26 4. Faktor Yang Mempengaruhi Kepatuhan Wajib Pajak Wahyu Santoso (2008) dalam penelitiannya mengemukakan faktor-faktor yang mempengaruhi kepatuhan Wajib Pajak adalah sebagai berikut: a. Ekonomi Yaitu penghasilan sebelum pajak, tarif pajak, besarnya peluang untuk diperiksa dan besarnya penalti. Sementara Erard (1997) menyimpulkan bahwa skala usaha wajib pajak juga berpengaruh pada kepatuhan Wajib Pajak. b. Demografi Faktor demografi meliputi usia, keluarga dan tempat tinggal. Hal ini juga dijelaskan oleh Joulfaian dan Rider (1998) sebagai faktor yang mempengaruhi selain tarif pajak dan jenis usaha Wajib Pajak. c. Pengetahuan dan pemahaman Wajib Pajak Pengetahuan dan pemahaman Wajib Pajak terhadap peraturan perpajakan serta sanksi-sanksi atas pelanggaran terhadap peraturan perpajakan juga mempengaruhi kepatuhan Wajib Pajak. d. Personal dan Situasional Wajib Pajak Faktor personal meliputi moral, orientasi nilai, dan preferensi terhadap risiko. Sedangkan faktor situasional meliputi ada atau tidak adanya pemeriksaan pajak, ketidaksamaan beban pajak, bagaimana perilaku

27 kelompok referensi dalam pelaporan pajak, dan faktor tersedianya barang publik (Trivedi et al:2001). Selain itu, Illiyina Perdanawati (2008:1) dalam penelitiannya juga mengemukakan beberapa faktor yang dapat mempengaruhi tingkat kepatuhan Wajib Pajak berdasarkan pendapat Homans yang dikutip oleh Gunadi (2005), yaitu: a. Cost of Compliance Yaitu biaya-biaya selain pajak terutang yang dibayarkan atau dikeluarkan Wajib Pajak dalam rangka pemenuhan kewajiban pajak. Cost of Compliance yang tinggi dapat menyebabkan Wajib Pajak tidak patuh. Sebaliknya, Cost of Compliance yang rendah dapat menyebabkan tingkat kepatuhan Wajib Pajak menjadi tinggi. b. Tax Regulation Undang-undang dan peraturan pajak yang jelas, mudah dan sederhana sserta tidak menimbulkan penfsiran yang berbeda-beda bagi fiskus maupun Wajib Pajak akan meningkatkan kepatuhan pajak. c. Law Enforcement Permasalahan dalam Law Enforcement atau penegakan hukum adalah implementasi peraturan yang dilakukan secara tidak memadai atau tidak sesuai dengan ketetuan yang digariskan. Dalam hal ini, ketentuan dalam peraturan perundang-undangan sudah jelas dan tidak berpotensi menimbulkan banyak penafsiran, namun ketentuan tersebut tidak dilaksanakan oleh fiskus dengan berbagai alasan.
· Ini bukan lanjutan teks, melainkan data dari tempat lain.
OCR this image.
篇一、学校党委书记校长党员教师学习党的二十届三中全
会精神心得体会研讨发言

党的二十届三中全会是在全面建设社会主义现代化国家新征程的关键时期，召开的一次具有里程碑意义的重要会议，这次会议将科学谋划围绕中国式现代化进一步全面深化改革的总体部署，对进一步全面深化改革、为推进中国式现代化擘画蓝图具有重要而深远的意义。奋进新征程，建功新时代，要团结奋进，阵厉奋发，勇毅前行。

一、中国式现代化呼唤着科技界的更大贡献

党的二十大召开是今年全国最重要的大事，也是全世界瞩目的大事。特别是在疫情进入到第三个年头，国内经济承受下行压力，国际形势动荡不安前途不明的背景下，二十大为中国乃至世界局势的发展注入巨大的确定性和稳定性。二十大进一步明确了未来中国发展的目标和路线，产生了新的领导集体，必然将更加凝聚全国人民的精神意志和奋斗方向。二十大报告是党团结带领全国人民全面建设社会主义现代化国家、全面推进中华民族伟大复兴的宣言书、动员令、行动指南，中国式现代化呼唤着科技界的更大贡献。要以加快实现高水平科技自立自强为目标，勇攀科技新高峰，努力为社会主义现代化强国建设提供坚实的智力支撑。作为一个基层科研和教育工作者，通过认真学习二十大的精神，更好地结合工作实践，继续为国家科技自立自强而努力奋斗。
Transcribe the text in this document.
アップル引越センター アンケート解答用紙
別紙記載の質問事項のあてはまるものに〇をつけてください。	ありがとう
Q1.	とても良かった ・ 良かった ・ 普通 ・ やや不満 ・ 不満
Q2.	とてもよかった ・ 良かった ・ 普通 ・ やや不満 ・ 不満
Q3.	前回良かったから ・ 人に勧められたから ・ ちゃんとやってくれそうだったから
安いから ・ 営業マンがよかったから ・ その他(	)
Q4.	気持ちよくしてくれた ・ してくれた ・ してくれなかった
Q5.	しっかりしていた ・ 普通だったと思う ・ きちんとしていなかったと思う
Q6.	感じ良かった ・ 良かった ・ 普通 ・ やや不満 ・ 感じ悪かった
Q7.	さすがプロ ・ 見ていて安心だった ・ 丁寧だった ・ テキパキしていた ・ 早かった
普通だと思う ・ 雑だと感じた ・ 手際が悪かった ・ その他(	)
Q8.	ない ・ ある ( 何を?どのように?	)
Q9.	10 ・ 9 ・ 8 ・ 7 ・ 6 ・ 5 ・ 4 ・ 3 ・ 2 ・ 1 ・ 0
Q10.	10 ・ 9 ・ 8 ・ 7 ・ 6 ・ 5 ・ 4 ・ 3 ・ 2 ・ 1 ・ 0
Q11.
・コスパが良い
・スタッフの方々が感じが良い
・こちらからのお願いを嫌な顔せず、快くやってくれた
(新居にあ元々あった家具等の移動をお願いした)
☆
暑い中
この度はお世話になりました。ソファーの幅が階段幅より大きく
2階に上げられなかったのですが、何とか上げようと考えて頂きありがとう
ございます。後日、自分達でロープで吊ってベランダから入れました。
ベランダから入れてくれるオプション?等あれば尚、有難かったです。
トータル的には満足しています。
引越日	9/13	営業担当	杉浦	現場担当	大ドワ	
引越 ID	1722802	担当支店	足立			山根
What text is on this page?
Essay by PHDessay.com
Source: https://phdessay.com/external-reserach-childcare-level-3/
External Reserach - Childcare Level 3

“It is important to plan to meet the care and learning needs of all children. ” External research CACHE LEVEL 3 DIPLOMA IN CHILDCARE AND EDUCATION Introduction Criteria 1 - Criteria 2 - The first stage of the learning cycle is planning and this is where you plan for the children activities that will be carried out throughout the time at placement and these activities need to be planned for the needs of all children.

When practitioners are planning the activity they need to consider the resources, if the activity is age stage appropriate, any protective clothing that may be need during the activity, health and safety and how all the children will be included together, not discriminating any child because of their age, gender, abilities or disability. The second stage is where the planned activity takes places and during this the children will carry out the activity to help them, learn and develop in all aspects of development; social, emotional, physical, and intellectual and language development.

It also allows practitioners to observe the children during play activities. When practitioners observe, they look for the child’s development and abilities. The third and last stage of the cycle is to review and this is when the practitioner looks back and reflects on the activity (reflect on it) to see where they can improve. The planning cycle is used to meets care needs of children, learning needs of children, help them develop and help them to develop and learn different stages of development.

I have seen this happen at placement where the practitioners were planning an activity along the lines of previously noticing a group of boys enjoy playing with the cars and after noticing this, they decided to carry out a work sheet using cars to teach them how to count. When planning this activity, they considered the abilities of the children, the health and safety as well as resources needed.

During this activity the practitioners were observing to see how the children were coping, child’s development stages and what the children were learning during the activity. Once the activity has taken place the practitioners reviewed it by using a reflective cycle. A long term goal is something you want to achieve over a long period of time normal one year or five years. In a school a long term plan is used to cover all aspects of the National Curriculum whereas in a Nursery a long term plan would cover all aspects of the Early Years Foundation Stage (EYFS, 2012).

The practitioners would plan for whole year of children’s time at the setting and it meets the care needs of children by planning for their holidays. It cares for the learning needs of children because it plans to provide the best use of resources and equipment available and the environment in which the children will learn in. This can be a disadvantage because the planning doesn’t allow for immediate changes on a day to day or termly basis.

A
28 Penelitian sebelumnya Pada kesempatan ini juga penulis menegaskan beberapa penekanan yang menjadi titik perhatian dibandingkan dengan yang dilakukan oleh Sdri Wieta Chairunesia (2010) sbb: 1. Penekanan yang penulis teliti adalah dari sudut Wajib Pajak, sedangkan peneliti sebelumnya adalah dari sudut Kebijakannya. 2. Sesuai dengan diterbitkannya PP No.5 Tahun 2008, Pemberlakuan Sunset Policy diperpanjang dari 31 Desember 2008 menjadi sampai 28 Februari 2009. Walau hanya 2 bulan perpanjangan, Penulis berpendapat, dampak dari 2 bulan tersebut akan lebih melengkapi terhadap penilitan sebelumnya. 3. Dalam melakukan perbandingan, agar data yang diperbandingkan berada pada proporsi yang sepadan, maka data tahun 2007 dan tahun 2008 penulis merataratakan secara 2 bulanan, karena diperbandingkan dengan data tahun 2009 yang hanya 2 bulan. Hal ini tidak dilakukan dalam penelitian sebelumnya karena hanya membandingkan data tahun 2007 dengan data tahun 2008.